The aims of Journal of Errology are multi-fold. At the top of our list of priorities is to create a repository for researchers to share their experiences with the future researchers. From our interviews and our own experience, we have found out that failing teaches us a lot more than than success. For a fresh researcher the most valuable resource is his colleagues and other lab companions, who warn him or her of the various pitfalls, from their own experiences or from the lessons imparted from their instructors, colleagues, etc. With the help of Journal of Errology, we can make the world as one big lab, where researchers can share experiences on a global level. In the last decade, there has been a noticeable fall in the number of ground breaking discoveries and innovations, many going as far as to call it “innovation stagnation”. The average age at which researchers make discoveries is on the rise: this can be realized from the rise in the average age of Nobel Prize winners in every field in the past five decades. The reasons for these are many, however, one among these reasons and one which can be avoided using the available technologies, is the ability to share experiences. Humans are the only species in the known Universe, with the ability to learn from each other’s experiences. It makes no sense for an advanced civilizations such as ours to fall prey to the same mistakes that have already been made before again and again. Publications do not publish these results in order to keep reader interest, and neither do researchers care to share them with other researchers apart from a few close peers and their colleagues. With this in mind and many more benefits, we are taking the first few steps with the hopes of realization of our goals, hoping to be noticed and taken ahead with the combined effort of researchers around the world.

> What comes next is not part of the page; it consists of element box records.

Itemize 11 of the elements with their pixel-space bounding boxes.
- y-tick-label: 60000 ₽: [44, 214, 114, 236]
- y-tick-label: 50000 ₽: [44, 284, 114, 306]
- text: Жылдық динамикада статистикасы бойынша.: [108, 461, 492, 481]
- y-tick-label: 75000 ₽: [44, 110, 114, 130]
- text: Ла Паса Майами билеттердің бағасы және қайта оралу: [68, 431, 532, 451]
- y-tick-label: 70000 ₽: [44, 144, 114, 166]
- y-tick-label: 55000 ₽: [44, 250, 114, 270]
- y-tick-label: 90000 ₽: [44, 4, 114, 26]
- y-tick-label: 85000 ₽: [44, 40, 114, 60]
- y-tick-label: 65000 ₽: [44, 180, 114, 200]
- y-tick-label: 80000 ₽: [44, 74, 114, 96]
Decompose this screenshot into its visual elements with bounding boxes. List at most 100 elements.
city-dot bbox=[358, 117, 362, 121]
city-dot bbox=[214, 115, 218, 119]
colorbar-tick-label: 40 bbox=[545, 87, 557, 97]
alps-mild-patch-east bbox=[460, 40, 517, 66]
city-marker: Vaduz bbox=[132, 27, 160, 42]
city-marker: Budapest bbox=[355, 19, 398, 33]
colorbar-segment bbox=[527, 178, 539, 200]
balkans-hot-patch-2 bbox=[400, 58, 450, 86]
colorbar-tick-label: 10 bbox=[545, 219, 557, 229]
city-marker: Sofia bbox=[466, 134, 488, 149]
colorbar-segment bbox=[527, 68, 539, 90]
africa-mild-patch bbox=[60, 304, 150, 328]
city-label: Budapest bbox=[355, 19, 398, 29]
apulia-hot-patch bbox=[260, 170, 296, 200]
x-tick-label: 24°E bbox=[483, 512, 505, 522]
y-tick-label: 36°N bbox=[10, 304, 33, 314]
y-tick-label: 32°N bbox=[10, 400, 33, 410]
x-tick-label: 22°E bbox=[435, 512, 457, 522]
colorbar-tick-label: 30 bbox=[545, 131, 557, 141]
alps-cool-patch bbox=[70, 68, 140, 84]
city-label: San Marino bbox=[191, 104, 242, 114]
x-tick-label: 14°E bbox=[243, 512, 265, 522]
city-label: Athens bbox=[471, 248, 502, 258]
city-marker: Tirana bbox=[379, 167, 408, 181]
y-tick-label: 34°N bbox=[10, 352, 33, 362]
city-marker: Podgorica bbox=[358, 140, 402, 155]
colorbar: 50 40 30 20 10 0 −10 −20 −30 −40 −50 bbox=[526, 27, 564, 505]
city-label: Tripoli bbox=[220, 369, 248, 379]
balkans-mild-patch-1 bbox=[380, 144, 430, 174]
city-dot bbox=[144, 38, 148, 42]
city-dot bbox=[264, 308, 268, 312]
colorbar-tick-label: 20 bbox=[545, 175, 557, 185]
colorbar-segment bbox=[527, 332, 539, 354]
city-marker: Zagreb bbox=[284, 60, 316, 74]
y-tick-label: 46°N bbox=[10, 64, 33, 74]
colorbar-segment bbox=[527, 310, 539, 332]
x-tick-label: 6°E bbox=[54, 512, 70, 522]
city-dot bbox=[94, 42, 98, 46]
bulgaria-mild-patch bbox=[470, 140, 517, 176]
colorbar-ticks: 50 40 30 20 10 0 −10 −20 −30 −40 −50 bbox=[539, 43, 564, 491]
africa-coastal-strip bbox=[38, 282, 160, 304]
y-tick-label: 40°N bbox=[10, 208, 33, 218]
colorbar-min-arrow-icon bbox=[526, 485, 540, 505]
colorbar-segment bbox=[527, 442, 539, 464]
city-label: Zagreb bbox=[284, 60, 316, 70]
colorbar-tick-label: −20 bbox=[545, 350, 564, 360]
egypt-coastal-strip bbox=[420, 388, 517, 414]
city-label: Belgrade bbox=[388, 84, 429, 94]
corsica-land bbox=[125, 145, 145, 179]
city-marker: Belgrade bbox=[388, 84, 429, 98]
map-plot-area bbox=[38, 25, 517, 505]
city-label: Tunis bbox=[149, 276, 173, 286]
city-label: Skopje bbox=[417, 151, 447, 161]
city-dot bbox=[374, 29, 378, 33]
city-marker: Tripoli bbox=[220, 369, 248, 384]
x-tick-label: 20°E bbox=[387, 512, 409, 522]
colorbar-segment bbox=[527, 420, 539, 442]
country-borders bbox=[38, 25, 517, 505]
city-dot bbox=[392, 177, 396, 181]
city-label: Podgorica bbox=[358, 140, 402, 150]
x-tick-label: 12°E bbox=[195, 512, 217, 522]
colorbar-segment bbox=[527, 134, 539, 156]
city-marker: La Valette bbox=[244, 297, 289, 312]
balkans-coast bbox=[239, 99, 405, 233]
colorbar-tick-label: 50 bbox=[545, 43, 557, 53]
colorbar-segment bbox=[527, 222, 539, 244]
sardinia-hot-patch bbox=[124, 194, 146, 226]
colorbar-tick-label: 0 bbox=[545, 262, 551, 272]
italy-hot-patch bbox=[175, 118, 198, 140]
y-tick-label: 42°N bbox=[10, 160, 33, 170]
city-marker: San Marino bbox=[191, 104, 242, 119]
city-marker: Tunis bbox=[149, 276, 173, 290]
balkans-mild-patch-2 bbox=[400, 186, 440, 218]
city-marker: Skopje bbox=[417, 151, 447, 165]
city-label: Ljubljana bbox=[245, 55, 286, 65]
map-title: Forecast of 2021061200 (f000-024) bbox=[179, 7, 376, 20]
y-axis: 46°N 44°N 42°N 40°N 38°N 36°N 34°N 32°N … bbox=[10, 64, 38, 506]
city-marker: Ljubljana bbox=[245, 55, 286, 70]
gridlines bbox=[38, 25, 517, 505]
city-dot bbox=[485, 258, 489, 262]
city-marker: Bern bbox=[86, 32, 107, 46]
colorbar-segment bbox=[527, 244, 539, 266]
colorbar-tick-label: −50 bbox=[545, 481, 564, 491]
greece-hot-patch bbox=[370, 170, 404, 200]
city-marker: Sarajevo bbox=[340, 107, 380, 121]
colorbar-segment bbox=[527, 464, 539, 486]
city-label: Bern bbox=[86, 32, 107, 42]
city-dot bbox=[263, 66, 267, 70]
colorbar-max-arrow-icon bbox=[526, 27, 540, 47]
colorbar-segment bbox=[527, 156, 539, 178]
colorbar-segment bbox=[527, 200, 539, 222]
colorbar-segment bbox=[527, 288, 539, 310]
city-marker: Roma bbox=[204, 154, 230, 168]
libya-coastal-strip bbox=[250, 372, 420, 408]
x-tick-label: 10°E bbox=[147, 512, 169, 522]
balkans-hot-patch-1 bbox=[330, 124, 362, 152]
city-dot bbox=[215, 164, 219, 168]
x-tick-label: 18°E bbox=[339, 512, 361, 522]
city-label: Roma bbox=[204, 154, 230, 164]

Those are some tall orders, and BioFluke has its work cut out for it. The journal doesn’t have an editor in chief yet, but has been talking to various scientists, Imtiyaz said. So far, Eduardo G. P. Fox, a postdoc at the Federal University of Rio de Janeiro, who studies entomology, has signed on as section editor for biochemistry, biopharmaceuticals, and cellular biology.

Imtiyaz couldn’t give us an exact launch date, but he said the journal plans to start publishing as soon as their website is complete and they have DOIs.

However, we have already begun accepting submissions and have received a good response, with a few submissions already received.

We pointed out that there are other similar journals, such as the Journal of Negative Results in BioMedicine (JNRBM) and the Journal of Interesting Negative Results in Natural Language Processing and Machine Learning. How would the Journal of Errology differentiate itself?

Unlike journals such a JNRBM or “all results” journals, which accept completed research papers, we accept other unpublished hypothesis,errors (inexplicable or frequent), stumbles and other problems that were overcome during the course of a successful research. We aim to create a place for researchers to discuss on these results, vote and recommendations from other researchers. Submissions to our site can be made either before or after publication of the paper in another research journal. Also unlike Jnrbm, we do not charge for submitting articles and the articles can be accessed freely by all researchers.

That led to our next question. If the journal isn’t charging subscribers, nor authors who submit, how would it fund itself?

We have other sources of income such as “Innovators4Hire” – a challenge based candidate screening system, and our lab equipment review blog “Lab Critics,” We are also looking at advertising in the near future.

BioFlukes hasn’t published any other journals, but Imtiyaz said the company is being supported by the Society of United Life Sciences, which publishes the Scholar’s Research Journal. That journal has published one issue, for January-June 2011.

We’ll keep an eye on the Journal of Errology.